Ask HN: My wife is learning to program. Would you read her blog about this?
She's not an absolute beginner; some classes in college and experience working in a data analyst role years ago taught her some basic technical skills. These aren't enough to actually work in our industry, but form a sufficient basis to take the next few steps towards becoming a programmer.
My wife wants to write up her experiences as she goes. She's going to do it anyway, for the sake of posterity as well as showing our daughter how it's done. The question we have is this:
Would anyone in the large blue world be interested in reading something like this in blog form? She isn't envisioning a high-volume publication, more like an occasional diary entry detailing experiences & challenges, triumphs & the occasional crisis.
What say you, fellow hackers? Is there value in this writing?
9 comments
[ 2.8 ms ] story [ 31.8 ms ] threadMuch of the HN community are already developers, so is there something in your wife's content we would gain from reading it? What about beginning software developers? Would they want to learn from your wife instead of maybe some more experienced developers?
I don't mean to sound sexist here, but your wife is returning to the workforce after having a child. How many other women are in the same boat, have programmed before, or would like to start? How many of them would relate to your wife's situation, and just need a bit of encouragement?
There are probably other groups as well, that have a similar feeling to undertaking learning to program. Often software engineers can over complicate simple concepts, maybe your wife would make it all more approachable.
Do I think your wife's blog has value? Probably, but the right question is, to who?
The only "value" I see in that kind of blog is for tools designer, tutorial writers and even language designers.
On the other hand, as it is going to be useful for your wife to write it down, and it costs "nothing" to make it public, just put it there anyway!
Blog it, tweet it, possibly present it at beginning coder meetups (in my area there are quite a few of these, many specifically for women), put it on the resume.
I also recommend (for anyone) following the path of discovery and delight, versus relying too heavily on conventional wisdom from jaded observers.

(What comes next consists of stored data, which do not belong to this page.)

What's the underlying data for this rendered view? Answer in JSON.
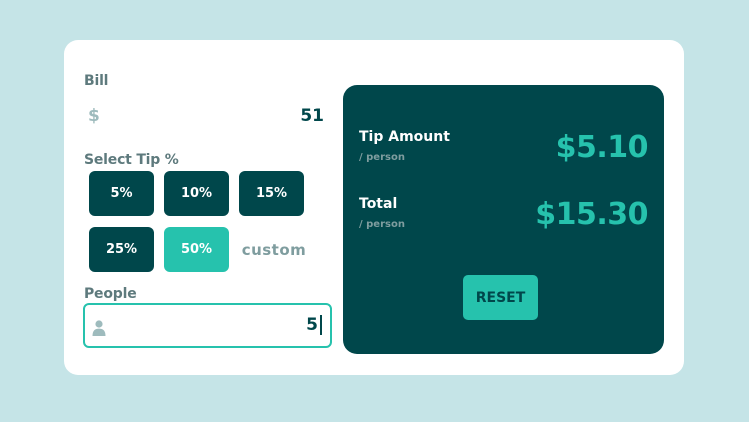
{
  "bill": {
    "label": "Bill",
    "currency_icon": "dollar-icon",
    "currency_symbol": "$",
    "value": "51"
  },
  "tip": {
    "label": "Select Tip %",
    "options": [
      "5%",
      "10%",
      "15%",
      "25%",
      "50%"
    ],
    "selected": "50%",
    "custom_placeholder": "custom"
  },
  "people": {
    "label": "People",
    "icon": "person-icon",
    "value": "5"
  },
  "results": {
    "tip_amount": {
      "title": "Tip Amount",
      "subtitle": "/ person",
      "value": "$5.10"
    },
    "total": {
      "title": "Total",
      "subtitle": "/ person",
      "value": "$15.30"
    },
    "reset_label": "RESET"
  },
  "colors": {
    "background": "#c5e4e7",
    "card": "#ffffff",
    "dark_cyan": "#00474b",
    "strong_cyan": "#26c2ad",
    "grayish_cyan": "#5e7a7d"
  }
}
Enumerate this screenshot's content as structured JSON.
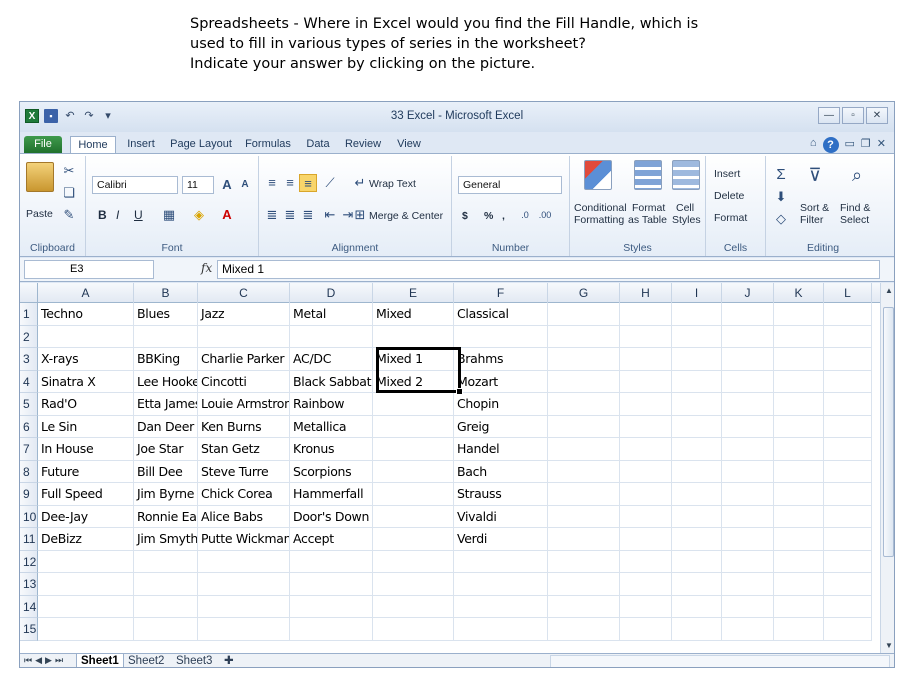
{
  "question": {
    "line1": "Spreadsheets - Where in Excel would you find the Fill Handle, which is",
    "line2": "used to fill in various types of series in the worksheet?",
    "line3": "Indicate your answer by clicking on the picture."
  },
  "window": {
    "title": "33 Excel - Microsoft Excel",
    "app_icon": "X",
    "controls": {
      "minimize": "—",
      "restore": "▫",
      "close": "✕"
    }
  },
  "ribbon_tabs": [
    "File",
    "Home",
    "Insert",
    "Page Layout",
    "Formulas",
    "Data",
    "Review",
    "View"
  ],
  "ribbon": {
    "clipboard": {
      "label": "Clipboard",
      "paste": "Paste"
    },
    "font": {
      "label": "Font",
      "name": "Calibri",
      "size": "11",
      "bold": "B",
      "italic": "I",
      "underline": "U"
    },
    "alignment": {
      "label": "Alignment",
      "wrap": "Wrap Text",
      "merge": "Merge & Center"
    },
    "number": {
      "label": "Number",
      "format": "General",
      "currency": "$",
      "percent": "%",
      "comma": ","
    },
    "styles": {
      "label": "Styles",
      "conditional": "Conditional",
      "conditional2": "Formatting",
      "format_table": "Format",
      "format_table2": "as Table",
      "cell_styles": "Cell",
      "cell_styles2": "Styles"
    },
    "cells": {
      "label": "Cells",
      "insert": "Insert",
      "delete": "Delete",
      "format": "Format"
    },
    "editing": {
      "label": "Editing",
      "sort": "Sort &",
      "sort2": "Filter",
      "find": "Find &",
      "find2": "Select"
    }
  },
  "formula_bar": {
    "name_box": "E3",
    "fx": "fx",
    "value": "Mixed 1"
  },
  "columns": [
    "A",
    "B",
    "C",
    "D",
    "E",
    "F",
    "G",
    "H",
    "I",
    "J",
    "K",
    "L"
  ],
  "rows": [
    [
      "Techno",
      "Blues",
      "Jazz",
      "Metal",
      "Mixed",
      "Classical"
    ],
    [
      "",
      "",
      "",
      "",
      "",
      ""
    ],
    [
      "X-rays",
      "BBKing",
      "Charlie Parker",
      "AC/DC",
      "Mixed 1",
      "Brahms"
    ],
    [
      "Sinatra X",
      "Lee Hooker",
      "Cincotti",
      "Black Sabbath",
      "Mixed 2",
      "Mozart"
    ],
    [
      "Rad'O",
      "Etta James",
      "Louie Armstrong",
      "Rainbow",
      "",
      "Chopin"
    ],
    [
      "Le Sin",
      "Dan Deer",
      "Ken Burns",
      "Metallica",
      "",
      "Greig"
    ],
    [
      "In House",
      "Joe Star",
      "Stan Getz",
      "Kronus",
      "",
      "Handel"
    ],
    [
      "Future",
      "Bill Dee",
      "Steve Turre",
      "Scorpions",
      "",
      "Bach"
    ],
    [
      "Full Speed",
      "Jim Byrne",
      "Chick Corea",
      "Hammerfall",
      "",
      "Strauss"
    ],
    [
      "Dee-Jay",
      "Ronnie Earl",
      "Alice Babs",
      "Door's Down",
      "",
      "Vivaldi"
    ],
    [
      "DeBizz",
      "Jim Smythe",
      "Putte Wickman",
      "Accept",
      "",
      "Verdi"
    ],
    [
      "",
      "",
      "",
      "",
      "",
      ""
    ],
    [
      "",
      "",
      "",
      "",
      "",
      ""
    ],
    [
      "",
      "",
      "",
      "",
      "",
      ""
    ],
    [
      "",
      "",
      "",
      "",
      "",
      ""
    ]
  ],
  "sheet_tabs": [
    "Sheet1",
    "Sheet2",
    "Sheet3"
  ]
}
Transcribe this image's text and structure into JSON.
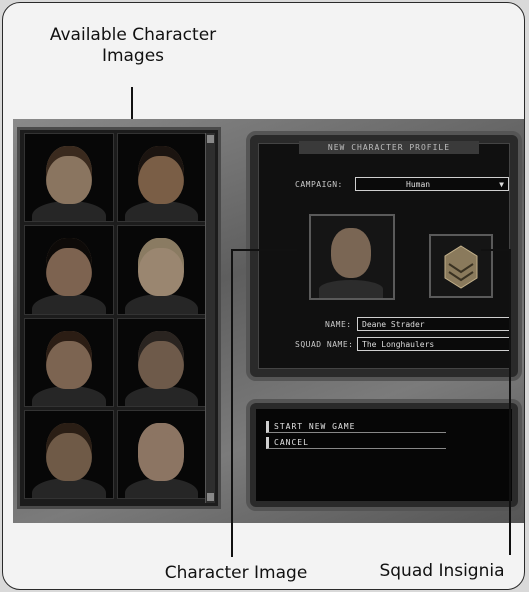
{
  "callouts": {
    "available_images": "Available Character Images",
    "character_image": "Character Image",
    "squad_insignia": "Squad Insignia"
  },
  "profile": {
    "title": "NEW CHARACTER PROFILE",
    "campaign_label": "CAMPAIGN:",
    "campaign_value": "Human",
    "name_label": "NAME:",
    "name_value": "Deane Strader",
    "squad_name_label": "SQUAD NAME:",
    "squad_name_value": "The Longhaulers"
  },
  "actions": {
    "start_new_game": "START NEW GAME",
    "cancel": "CANCEL"
  },
  "gallery": {
    "portraits": [
      {
        "icon": "portrait-sunglasses-icon",
        "skin": "#8a7560",
        "hair": "#3a2a1e"
      },
      {
        "icon": "portrait-young-man-icon",
        "skin": "#7a5e46",
        "hair": "#1b1410"
      },
      {
        "icon": "portrait-woman-dark-hair-icon",
        "skin": "#7d6350",
        "hair": "#0d0a08"
      },
      {
        "icon": "portrait-woman-blonde-icon",
        "skin": "#9a8670",
        "hair": "#8a7b62"
      },
      {
        "icon": "portrait-bearded-man-icon",
        "skin": "#7c6451",
        "hair": "#2b1d14"
      },
      {
        "icon": "portrait-woman-curly-icon",
        "skin": "#6e5a4a",
        "hair": "#2a2420"
      },
      {
        "icon": "portrait-goatee-man-icon",
        "skin": "#6f5a47",
        "hair": "#2a1e15"
      },
      {
        "icon": "portrait-bald-man-icon",
        "skin": "#8c7563",
        "hair": "#8c7563"
      }
    ]
  }
}
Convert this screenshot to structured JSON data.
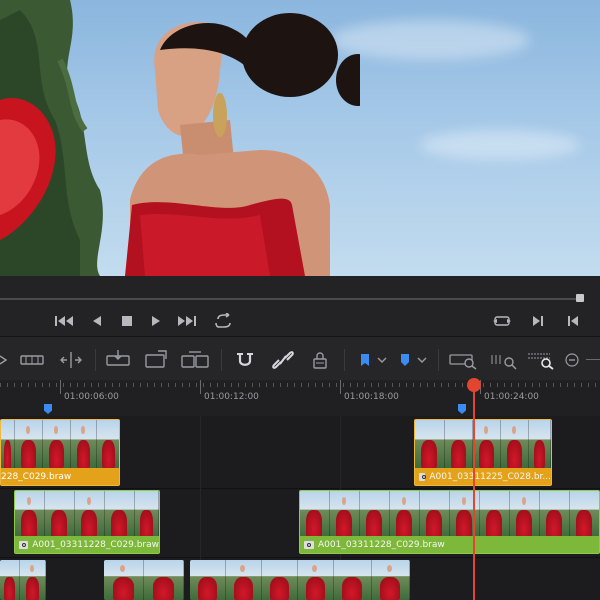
{
  "ruler": {
    "timecodes": [
      "01:00:06:00",
      "01:00:12:00",
      "01:00:18:00",
      "01:00:24:00"
    ]
  },
  "clips": {
    "v3_left_label": "228_C029.braw",
    "v3_right_label": "A001_03311225_C028.br...",
    "v2_left_label": "A001_03311228_C029.braw",
    "v2_right_label": "A001_03311228_C029.braw"
  },
  "colors": {
    "clip_orange": "#e3a21a",
    "clip_green": "#7db83a",
    "playhead": "#e3452f",
    "marker_blue": "#3b8cf0"
  },
  "icons": {
    "transport": [
      "skip-to-start-icon",
      "play-reverse-icon",
      "stop-icon",
      "play-icon",
      "skip-to-end-icon",
      "loop-icon"
    ],
    "transport_right": [
      "match-frame-icon",
      "mark-in-icon",
      "mark-out-icon"
    ],
    "toolbar": [
      "trim-icon",
      "blade-icon",
      "dynamic-trim-icon",
      "insert-clip-icon",
      "overwrite-clip-icon",
      "replace-clip-icon",
      "snapping-icon",
      "linked-selection-icon",
      "position-lock-icon",
      "flag-icon",
      "marker-icon",
      "zoom-full-icon",
      "zoom-detail-icon",
      "zoom-custom-icon",
      "zoom-out-icon"
    ]
  }
}
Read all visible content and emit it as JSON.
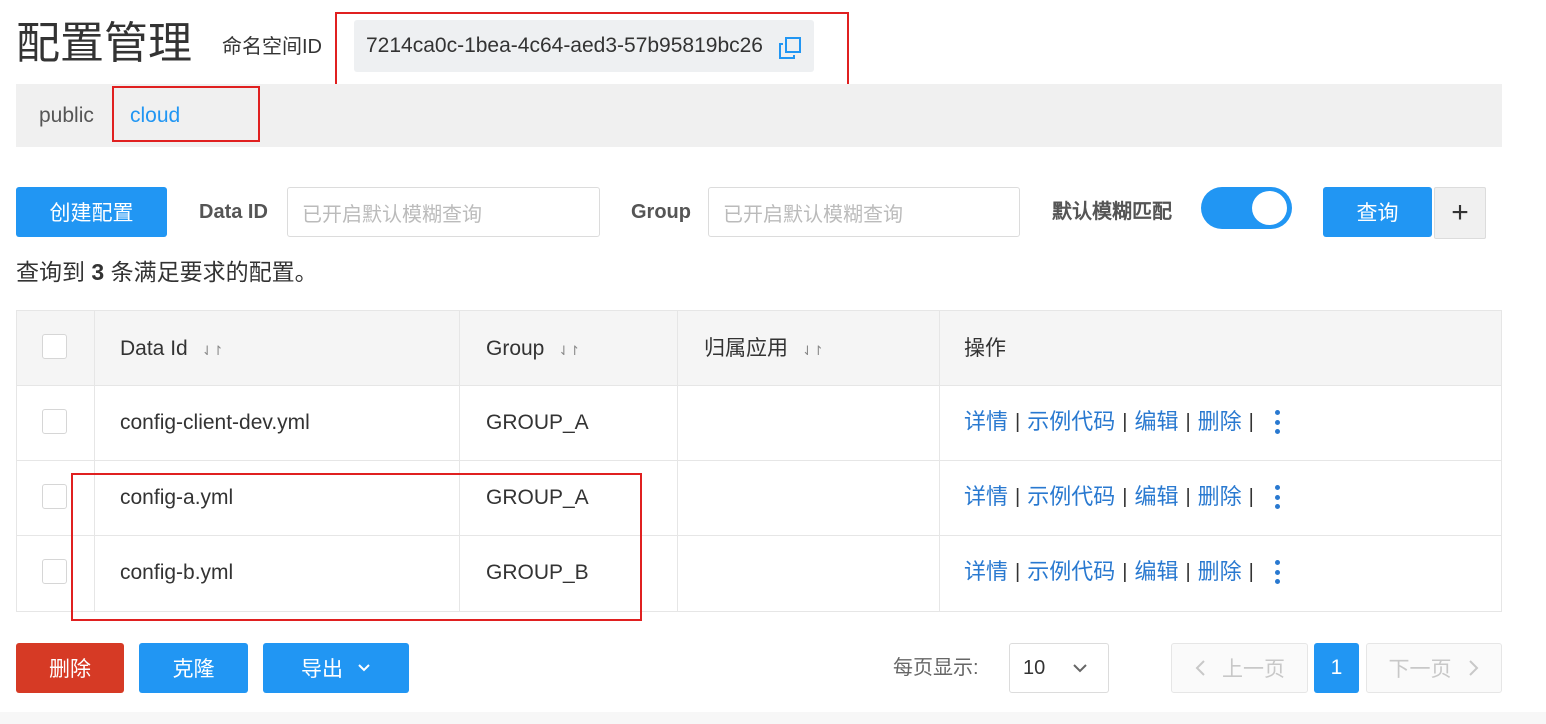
{
  "header": {
    "title": "配置管理",
    "namespace_label": "命名空间ID",
    "namespace_id": "7214ca0c-1bea-4c64-aed3-57b95819bc26"
  },
  "namespaces": [
    {
      "label": "public",
      "active": false
    },
    {
      "label": "cloud",
      "active": true
    }
  ],
  "toolbar": {
    "create_label": "创建配置",
    "data_id_label": "Data ID",
    "data_id_placeholder": "已开启默认模糊查询",
    "group_label": "Group",
    "group_placeholder": "已开启默认模糊查询",
    "fuzzy_label": "默认模糊匹配",
    "fuzzy_enabled": true,
    "query_label": "查询",
    "add_label": "+"
  },
  "summary": {
    "prefix": "查询到",
    "count": "3",
    "suffix": "条满足要求的配置。"
  },
  "table": {
    "columns": [
      "Data Id",
      "Group",
      "归属应用",
      "操作"
    ],
    "rows": [
      {
        "data_id": "config-client-dev.yml",
        "group": "GROUP_A",
        "app": ""
      },
      {
        "data_id": "config-a.yml",
        "group": "GROUP_A",
        "app": ""
      },
      {
        "data_id": "config-b.yml",
        "group": "GROUP_B",
        "app": ""
      }
    ],
    "actions": {
      "detail": "详情",
      "sample": "示例代码",
      "edit": "编辑",
      "delete": "删除",
      "separator": "|"
    }
  },
  "footer": {
    "delete_label": "删除",
    "clone_label": "克隆",
    "export_label": "导出",
    "page_size_label": "每页显示:",
    "page_size": "10",
    "prev_label": "上一页",
    "current_page": "1",
    "next_label": "下一页"
  },
  "colors": {
    "primary": "#2196f3",
    "danger": "#d63a25",
    "link": "#2979d0",
    "annotation": "#e02020"
  },
  "icons": {
    "copy": "copy-icon",
    "sort": "sort-icon",
    "more": "more-vertical-icon",
    "chevron_down": "chevron-down-icon",
    "chevron_left": "chevron-left-icon",
    "chevron_right": "chevron-right-icon",
    "plus": "plus-icon"
  }
}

Enjoy the unexpected, learn and adapt.
Whether or not I'd read such a blog is a function of whether or not it's good (for some definition of "good" that, perhaps at a minimum, the author thinks is a good piece of prose).
My observation is that readable writings are readable because the author can't help but write them. The choice of medium is orthogonal and related to how loud a person wishes to speak and to whom and with what level of quality.
My concern at this point is that the author did not ask this question themselves...writing inherently comes with the risk of cricket sounds.
Good luck.
Speaking as someone who mentors other people in making their way through data to programming, yes, please, please have her write about this!
There are so many people looking to get into programming, but literally have no idea where to start because the whole universe is overwhelming to them and full of people who seem to be programming forever. HN is probably not the audience for this blog, but hundreds of thousands of data analysts and people who use Excel on a day-to-day basis are.
Finally, a nitpick, but I'd take issue with "These aren't enough to actually work in our industry" - if she's working with technical skills and wants to learn more, she's already in the industry and then some.
Good luck to her!
However if there are some good nuggets about how to juggle learning something new with parental responsibility, how to get the time and energy to do this, stuff about cost of nannies, pressure on relationship and partner and finances etc. That stuff would interest me.
Can she reflect well on what she did and is she a good writer? Both will have an enormous impact on whether _others_ will want to read what she writes and thus on whether she should consider making her writings public.